Another bit of spillover from this month’s newsletter… I just saw a blog post from Quentin Hardy over at the New York Times Bits blog. Writing about a possible Amazon analytics product, he speculates:

“Specialists in data science say the company has become increasingly interested in the business models of firms that make and sell pattern-finding algorithms for extremely large data sets. They theorize that Amazon wants to move beyond its cloud services businesses — which rents data storage and raw computing power — and add to these offerings analysis software that can be rented, and possibly modified, to suit a company’s needs…

It would not be difficult for Amazon to offer such a service, since many of the company’s major products are already on Amazon Web Services, and other legacy applications are being moved there. That means that data management tools like Map Reduce (currently a feature in Amazon Web Services), payment security and fraud detection software, and Amazon’s product recommendation engine could all be in the system.

While prices are dropping for the predictive and analytic software offered by the likes of SAS and EMC, the products are generally considered somewhat expensive. Amazon could remove the higher-value proprietary features from its software and sell a cheap simplified version, in the way Google created its Google Analytics Web site service in order to increase the attractiveness of its advertising-based business.”
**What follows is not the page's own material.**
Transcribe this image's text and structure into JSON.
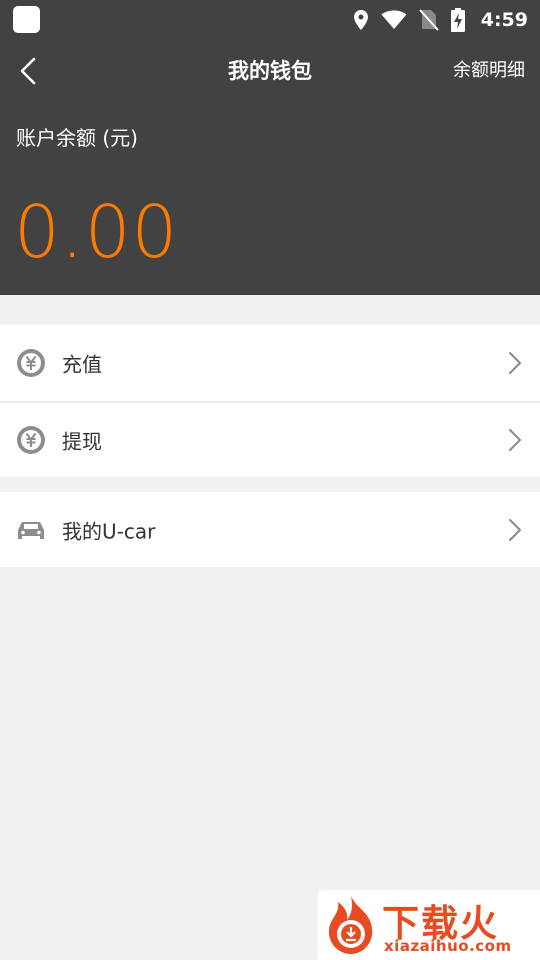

This reminds me of a book I read three years ago (wow, has it been that long already?) called The Numerati, by Stephen Baker, which is about a new breed of companies that gather and analyze massive amounts of data—the stuff we create at work, shopping, voting, communicating, and even dating. It’s a fascinating book, and certainly eye-opening in terms of the scope of information (about you) that is available today to companies of all kinds. So, yes, that means a whole new industry is growing, comprised of companies that can help other companies make sense of all that data.

It’s interesting that Hardy imagines Amazon might want to create a solution on the level of Google Analytics. I take this to mean sub-enterprise level, as in not necessarily just for individuals, but for small businesses, too. That would certainly be something, but given the route Google has taken with its Analytics tool, I wonder what will distinguish a possible Amazon offering as far as resiliency is concerned.

Zeitgeist alert! Just fyi, the Wall Street Journal also just posted a story on this—on the industry of big data.